We hear the term "gender fluid" bandied about a lot lately but have we ever really pondered the ramifications of its meaning? In "Frankissstein" Winterson imagines a moment in time in the lives of Mary and Percy Bysshe Shelley and their friend Lord Byron as they drink away the long, dark, damp hours of a sojourn on Lake Geneva back in 1816. On a dare, Mary writes her now famous book "Frankenstein," but Winterson draws our attention to the sexist attitudes toward female writers and women in general, focusing on Mary's single motherhood and poverty after the death of her husband.

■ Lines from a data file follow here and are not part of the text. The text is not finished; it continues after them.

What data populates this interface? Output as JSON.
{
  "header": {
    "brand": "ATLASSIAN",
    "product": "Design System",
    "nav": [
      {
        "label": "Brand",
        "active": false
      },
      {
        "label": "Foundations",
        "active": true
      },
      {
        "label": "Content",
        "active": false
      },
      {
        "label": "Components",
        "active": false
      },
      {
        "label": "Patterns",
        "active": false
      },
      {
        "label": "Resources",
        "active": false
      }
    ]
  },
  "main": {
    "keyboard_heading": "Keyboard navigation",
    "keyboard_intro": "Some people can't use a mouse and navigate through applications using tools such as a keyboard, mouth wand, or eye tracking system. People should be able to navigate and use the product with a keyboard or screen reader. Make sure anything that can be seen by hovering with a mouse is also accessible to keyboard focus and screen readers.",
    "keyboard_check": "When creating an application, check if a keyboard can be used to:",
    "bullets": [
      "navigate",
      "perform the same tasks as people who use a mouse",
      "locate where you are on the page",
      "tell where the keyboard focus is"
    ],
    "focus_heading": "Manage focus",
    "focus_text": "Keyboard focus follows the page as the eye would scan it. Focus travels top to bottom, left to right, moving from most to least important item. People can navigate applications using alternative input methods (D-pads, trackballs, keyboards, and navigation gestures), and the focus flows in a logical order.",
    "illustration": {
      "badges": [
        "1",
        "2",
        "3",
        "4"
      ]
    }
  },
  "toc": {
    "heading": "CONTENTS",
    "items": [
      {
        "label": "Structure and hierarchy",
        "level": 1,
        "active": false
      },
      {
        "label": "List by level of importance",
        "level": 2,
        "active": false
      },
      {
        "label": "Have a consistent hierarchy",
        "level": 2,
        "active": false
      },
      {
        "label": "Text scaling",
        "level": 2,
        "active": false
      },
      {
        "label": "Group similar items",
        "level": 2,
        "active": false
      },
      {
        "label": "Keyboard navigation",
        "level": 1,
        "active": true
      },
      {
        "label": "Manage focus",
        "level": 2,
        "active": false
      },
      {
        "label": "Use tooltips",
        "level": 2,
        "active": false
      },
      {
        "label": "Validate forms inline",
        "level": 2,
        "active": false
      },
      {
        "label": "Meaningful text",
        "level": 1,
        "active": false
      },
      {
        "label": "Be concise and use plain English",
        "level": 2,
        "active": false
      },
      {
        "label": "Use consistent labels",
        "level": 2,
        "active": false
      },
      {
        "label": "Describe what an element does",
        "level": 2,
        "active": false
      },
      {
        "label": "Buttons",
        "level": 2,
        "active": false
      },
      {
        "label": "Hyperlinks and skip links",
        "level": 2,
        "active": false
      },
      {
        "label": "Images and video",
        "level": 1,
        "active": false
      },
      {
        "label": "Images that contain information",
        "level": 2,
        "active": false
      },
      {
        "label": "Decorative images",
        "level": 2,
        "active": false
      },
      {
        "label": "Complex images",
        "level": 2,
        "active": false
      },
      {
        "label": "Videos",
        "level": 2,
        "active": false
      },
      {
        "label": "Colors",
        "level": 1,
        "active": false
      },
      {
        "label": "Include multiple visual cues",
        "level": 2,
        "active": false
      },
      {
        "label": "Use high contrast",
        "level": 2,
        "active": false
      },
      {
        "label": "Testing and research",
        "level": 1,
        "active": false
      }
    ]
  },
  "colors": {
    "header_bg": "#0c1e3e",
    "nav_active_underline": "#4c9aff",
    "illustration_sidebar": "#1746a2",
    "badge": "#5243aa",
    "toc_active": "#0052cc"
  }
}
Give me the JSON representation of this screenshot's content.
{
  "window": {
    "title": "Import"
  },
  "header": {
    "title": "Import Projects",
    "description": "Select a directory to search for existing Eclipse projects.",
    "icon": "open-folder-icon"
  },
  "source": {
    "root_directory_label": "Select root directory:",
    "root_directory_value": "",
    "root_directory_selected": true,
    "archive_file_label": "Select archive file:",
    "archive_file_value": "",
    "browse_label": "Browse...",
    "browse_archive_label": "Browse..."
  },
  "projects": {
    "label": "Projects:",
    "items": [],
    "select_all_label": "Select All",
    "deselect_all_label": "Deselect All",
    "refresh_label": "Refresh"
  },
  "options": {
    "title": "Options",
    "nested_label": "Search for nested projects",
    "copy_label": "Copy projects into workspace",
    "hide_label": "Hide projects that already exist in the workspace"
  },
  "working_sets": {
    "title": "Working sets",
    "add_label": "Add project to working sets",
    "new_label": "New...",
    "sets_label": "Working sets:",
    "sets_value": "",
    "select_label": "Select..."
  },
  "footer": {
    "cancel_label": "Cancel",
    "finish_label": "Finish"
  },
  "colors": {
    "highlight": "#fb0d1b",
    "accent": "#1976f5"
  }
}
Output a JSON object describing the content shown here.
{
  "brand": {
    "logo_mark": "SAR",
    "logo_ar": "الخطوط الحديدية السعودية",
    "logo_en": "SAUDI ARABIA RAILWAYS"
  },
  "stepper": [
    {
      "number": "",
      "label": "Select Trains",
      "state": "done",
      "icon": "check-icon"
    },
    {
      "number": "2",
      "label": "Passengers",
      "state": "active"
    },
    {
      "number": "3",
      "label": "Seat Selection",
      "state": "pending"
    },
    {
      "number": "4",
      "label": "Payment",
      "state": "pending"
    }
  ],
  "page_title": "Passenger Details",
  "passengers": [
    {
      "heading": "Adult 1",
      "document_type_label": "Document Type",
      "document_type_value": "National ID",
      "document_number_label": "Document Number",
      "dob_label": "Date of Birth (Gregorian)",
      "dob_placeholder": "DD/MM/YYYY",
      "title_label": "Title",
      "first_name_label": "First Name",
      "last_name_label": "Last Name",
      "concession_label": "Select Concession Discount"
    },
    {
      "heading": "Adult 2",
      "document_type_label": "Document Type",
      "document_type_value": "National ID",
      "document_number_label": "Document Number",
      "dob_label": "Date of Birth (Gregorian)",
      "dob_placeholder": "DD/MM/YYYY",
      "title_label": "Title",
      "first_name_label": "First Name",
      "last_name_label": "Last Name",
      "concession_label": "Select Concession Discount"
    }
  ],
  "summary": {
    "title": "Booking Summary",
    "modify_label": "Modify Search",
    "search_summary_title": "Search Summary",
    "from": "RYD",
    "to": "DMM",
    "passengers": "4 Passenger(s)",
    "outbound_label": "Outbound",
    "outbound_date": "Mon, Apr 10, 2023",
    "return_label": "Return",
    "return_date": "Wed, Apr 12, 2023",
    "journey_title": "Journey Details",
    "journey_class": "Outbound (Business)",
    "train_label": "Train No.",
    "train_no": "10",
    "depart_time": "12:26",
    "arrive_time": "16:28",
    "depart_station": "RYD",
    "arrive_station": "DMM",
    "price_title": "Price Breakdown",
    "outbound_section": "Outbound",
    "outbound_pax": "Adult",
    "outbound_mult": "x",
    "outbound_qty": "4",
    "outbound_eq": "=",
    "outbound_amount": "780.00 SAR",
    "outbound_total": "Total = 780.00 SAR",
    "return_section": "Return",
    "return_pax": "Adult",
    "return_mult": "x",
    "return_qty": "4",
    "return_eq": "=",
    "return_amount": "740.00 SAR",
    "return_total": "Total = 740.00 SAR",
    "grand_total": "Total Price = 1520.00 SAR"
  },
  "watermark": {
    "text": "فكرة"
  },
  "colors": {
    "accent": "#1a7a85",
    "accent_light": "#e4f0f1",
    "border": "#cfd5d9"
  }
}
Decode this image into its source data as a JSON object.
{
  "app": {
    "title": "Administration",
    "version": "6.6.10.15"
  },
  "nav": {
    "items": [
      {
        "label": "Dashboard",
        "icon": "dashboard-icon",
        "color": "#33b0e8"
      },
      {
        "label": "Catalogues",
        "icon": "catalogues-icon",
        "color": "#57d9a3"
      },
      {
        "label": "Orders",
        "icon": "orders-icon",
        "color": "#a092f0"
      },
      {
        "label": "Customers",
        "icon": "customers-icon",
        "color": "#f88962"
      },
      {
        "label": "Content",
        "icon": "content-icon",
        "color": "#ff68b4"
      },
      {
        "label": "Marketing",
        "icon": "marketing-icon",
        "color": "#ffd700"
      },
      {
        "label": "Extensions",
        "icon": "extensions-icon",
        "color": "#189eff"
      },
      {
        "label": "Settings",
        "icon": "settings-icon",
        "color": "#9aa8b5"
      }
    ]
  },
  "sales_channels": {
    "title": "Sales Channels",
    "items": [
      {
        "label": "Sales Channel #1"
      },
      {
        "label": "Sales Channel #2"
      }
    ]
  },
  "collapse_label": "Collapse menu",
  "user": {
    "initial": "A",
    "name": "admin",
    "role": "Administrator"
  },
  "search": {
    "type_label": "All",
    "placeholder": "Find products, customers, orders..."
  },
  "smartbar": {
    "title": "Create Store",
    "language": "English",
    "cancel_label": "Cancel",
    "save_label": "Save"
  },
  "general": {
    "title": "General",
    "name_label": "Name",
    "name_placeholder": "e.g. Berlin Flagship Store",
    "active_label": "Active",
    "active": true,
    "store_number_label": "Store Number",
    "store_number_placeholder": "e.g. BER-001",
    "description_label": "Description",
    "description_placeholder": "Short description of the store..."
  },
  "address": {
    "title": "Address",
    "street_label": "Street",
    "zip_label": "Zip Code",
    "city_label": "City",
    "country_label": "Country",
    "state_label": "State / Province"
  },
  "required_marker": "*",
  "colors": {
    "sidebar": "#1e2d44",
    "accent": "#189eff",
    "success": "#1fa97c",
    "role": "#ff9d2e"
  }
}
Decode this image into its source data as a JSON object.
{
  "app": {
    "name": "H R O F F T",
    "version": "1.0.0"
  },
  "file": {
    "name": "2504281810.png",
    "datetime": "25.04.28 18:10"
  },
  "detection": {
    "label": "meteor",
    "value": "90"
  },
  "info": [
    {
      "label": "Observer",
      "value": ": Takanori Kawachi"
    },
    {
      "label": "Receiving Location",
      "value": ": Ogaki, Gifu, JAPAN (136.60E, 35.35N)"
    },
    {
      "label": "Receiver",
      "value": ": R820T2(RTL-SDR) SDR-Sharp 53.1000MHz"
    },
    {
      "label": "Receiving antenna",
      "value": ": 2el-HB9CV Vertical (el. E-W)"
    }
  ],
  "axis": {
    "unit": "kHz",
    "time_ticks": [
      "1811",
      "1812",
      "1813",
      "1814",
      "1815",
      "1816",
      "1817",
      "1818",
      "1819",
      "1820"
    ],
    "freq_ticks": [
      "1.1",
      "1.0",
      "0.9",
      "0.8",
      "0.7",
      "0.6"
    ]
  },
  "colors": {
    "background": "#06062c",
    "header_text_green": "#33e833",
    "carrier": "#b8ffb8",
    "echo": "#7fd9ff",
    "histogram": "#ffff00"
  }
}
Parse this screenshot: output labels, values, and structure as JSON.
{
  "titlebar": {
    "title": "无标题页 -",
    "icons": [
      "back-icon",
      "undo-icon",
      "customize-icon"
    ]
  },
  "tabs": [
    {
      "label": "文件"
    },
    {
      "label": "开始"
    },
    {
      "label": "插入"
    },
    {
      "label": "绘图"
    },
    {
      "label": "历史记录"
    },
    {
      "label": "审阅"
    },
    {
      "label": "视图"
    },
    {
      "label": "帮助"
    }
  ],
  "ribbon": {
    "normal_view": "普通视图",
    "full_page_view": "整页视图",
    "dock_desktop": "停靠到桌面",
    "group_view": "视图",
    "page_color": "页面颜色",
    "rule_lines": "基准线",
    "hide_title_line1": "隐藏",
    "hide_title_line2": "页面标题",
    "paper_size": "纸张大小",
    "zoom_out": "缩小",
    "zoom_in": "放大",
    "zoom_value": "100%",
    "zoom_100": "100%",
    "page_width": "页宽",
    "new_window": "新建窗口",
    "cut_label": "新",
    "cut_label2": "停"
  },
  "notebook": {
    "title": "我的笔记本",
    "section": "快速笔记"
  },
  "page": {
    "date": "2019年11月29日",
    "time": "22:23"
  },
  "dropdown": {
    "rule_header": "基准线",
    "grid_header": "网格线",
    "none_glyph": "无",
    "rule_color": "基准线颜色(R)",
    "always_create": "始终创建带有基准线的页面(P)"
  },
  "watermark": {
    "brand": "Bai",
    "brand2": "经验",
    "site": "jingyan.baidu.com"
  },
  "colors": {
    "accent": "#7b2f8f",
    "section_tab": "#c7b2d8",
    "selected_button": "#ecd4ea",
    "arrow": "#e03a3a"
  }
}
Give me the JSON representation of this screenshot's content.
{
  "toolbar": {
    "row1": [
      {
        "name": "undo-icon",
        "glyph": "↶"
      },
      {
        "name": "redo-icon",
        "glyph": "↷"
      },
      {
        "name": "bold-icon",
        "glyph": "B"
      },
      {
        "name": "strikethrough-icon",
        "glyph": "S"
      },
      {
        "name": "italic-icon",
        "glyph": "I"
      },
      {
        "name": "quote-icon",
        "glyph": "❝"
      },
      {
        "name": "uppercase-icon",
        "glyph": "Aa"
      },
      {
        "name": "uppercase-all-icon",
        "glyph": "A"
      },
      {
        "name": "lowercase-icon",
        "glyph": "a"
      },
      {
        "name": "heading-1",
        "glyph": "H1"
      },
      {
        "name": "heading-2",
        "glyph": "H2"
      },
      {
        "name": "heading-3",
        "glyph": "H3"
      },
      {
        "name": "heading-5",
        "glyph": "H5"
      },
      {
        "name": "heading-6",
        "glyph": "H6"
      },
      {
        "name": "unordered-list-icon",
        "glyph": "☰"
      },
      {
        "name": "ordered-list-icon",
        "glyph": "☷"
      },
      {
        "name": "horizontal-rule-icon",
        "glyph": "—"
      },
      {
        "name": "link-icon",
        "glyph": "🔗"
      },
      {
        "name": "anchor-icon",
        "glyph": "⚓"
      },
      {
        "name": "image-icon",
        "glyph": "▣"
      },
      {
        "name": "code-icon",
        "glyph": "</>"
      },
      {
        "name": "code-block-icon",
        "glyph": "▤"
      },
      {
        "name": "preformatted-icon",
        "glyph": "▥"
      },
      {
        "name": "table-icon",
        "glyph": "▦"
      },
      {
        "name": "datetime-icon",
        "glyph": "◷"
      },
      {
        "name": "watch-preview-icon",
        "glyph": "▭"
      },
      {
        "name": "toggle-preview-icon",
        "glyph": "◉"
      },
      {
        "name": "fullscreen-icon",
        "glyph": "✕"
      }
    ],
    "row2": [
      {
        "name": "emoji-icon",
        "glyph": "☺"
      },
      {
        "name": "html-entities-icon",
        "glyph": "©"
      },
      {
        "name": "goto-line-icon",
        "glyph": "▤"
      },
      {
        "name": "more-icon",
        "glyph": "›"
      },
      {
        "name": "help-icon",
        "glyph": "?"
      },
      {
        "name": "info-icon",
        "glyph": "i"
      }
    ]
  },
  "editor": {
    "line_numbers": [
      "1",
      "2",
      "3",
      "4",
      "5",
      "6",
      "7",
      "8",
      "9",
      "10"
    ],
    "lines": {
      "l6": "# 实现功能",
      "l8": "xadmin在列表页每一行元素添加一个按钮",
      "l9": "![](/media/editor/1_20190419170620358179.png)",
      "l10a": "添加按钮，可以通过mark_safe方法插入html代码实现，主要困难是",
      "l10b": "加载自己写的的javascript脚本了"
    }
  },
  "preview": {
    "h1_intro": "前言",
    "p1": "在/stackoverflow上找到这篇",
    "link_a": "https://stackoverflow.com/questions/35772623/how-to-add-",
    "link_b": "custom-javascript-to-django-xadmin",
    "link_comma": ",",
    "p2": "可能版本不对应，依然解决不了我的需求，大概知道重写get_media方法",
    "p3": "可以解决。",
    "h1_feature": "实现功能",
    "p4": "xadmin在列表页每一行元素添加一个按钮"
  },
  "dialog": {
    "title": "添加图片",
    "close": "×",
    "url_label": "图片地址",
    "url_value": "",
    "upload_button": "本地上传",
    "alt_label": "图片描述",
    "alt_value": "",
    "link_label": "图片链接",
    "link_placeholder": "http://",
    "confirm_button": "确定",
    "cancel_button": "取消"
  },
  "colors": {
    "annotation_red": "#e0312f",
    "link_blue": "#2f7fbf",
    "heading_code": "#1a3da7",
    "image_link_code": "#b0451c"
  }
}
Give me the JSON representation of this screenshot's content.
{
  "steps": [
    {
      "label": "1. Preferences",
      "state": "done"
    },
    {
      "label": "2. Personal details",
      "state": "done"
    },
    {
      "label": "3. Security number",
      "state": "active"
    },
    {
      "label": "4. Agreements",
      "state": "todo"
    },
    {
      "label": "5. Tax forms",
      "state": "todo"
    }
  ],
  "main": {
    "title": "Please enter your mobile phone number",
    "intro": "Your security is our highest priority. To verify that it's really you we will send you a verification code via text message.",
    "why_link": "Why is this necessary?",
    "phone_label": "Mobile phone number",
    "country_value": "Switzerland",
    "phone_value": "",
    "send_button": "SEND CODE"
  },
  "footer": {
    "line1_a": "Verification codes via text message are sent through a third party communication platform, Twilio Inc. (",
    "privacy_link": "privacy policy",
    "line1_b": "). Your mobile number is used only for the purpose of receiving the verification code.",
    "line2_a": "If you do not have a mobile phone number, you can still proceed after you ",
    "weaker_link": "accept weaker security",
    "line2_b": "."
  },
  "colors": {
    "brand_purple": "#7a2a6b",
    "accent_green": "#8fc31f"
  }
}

Fast forward to current/future times where a transgender scientist, Ry Shelley  falls in love with Dr. Victor Stein, an expert in artificial intelligence who's experimenting with cryogenics. Their affair engenders a fascinating exploration of sexual attraction, why we are drawn to certain people, and why it is often the mind of the love object that hypnotizes rather than just the shell. And if we are just shells, why then shouldn't our souls, our essence, be uploaded to databases for future use?

For comic relief we have Ron Lord, creator of a lucrative line of sex-bots, who becomes enamoured of a certain evangelical writer with friends in high places. She sees in Ron's creations a means to God's end - no more need for adultery, no more sexually transmitted disease. Think about it! Is it really cheating if you're with a bot?

Winterson has written, as I said for LJ, a brave, bawdy book, outrageously original yet sentimental too. If you've ever questioned the nature of desire, the complexity of relationships, or the fragile boundary between male and female sensibility, then take a chance on "Frankissstein." You won't be disappointed.